O ano de 1994 entrou, não só para a história do México, mas também para a história de luta e resistência dos movimentos sociais latino-americanos. Isso se deve, em linhas gerais, ao fato de que o movimento zapatista se posicionou criticamente às políticas neoliberais estabelecidas, não apenas ao NAFTA, mas também ao próprio Neoliberalismo em si. A propaganda mexicana, que se empenhava em deliberar a viabilidade do NAFTA, acreditava veementemente que o México estaria de vez na lista dos países modernos do mundo neoliberal, a exemplo de seu vizinho, os Estados Unidos.
Frente a isso, sem desconsiderar todo processo que antecede até mesmo a Revolução Mexicana de 1910, as populações indígenas de Chiapas, com o apoio dos camponeses, não tiveram, segundo os próprios, outra alternativa, a não ser pela via da luta e da resistência. O poder de ação e leitura da realidade social dos zapatistas, é evidenciada e explorada com o diálogo sólido com a sociedade, não somente mexicana, mas também mundial. O uso de recursos midiáticos (internet, rádio, TV, revistas e jornais), deixa claro a preocupação com as desigualdades sociais existentes em todo o mundo. Ao externar a luta por meio de comunicados e declarações, o zapatismo busca interagir com outros movimentos sociais, experiências de luta e resistência que almejem um mundo justo e igualitário.

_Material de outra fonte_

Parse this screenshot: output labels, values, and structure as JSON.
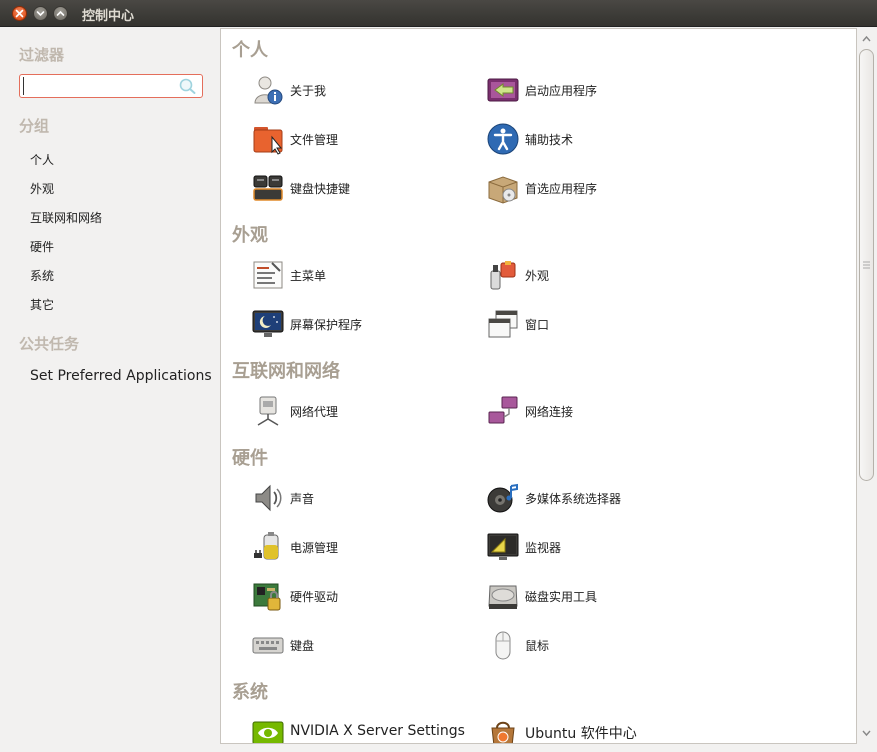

O diálogo, a palavra, a fraternidade, a união, a coletividade e o respeito, são alguns aspectos que os zapatistas gostam de enfatizar numa relação com o outro. Desse modo, o contado fraterno e direto com a sociedade civil é o principal mote da luta dos zapatistas desde 1994. Não obstante, a luta zapatista é uma luta pela sobrevivência da cultura de seus antepassados; pela permanência em suas comunidades; pela palavra e pela voz. É uma resistência que revela a impotência dos governos e autoridades em resolver os problemas sociais, políticos e econômicos. É uma resistência que desvela um México contraditório e desigual; é uma resistência contra a Pós-modernidade em seu caráter Neoliberal; é um “resistir” para ser e existir.
Neoliberalismo e Pós-Modernidade
Em notícia publicada no jornal Folha de São Paulo no dia 24 de maio de 2015, cuja autoria é da jornalista Sylvia Colombo, a presidente Dilma Rousseff em visita ao México no mês de maio daquele ano, ouviu do presidente mexicano Enrique Peña Nieto, que espera a assinatura de vários acordos comerciais entre os dois países (Brasil e México), onde o objetivo seria propiciar o aumento da produtividade e competitividade do país (México) na economia global. O presidente mexicano ressaltou ainda, segundo o jornal, que “O México está consolidando uma relação forte e uma integração econômica profunda com a América Latina. Estamos convencidos de que o livre comércio, a livre mobilidade de pessoas e capitais, assim como a integração produtiva são essenciais para um maior crescimento de toda região”[2].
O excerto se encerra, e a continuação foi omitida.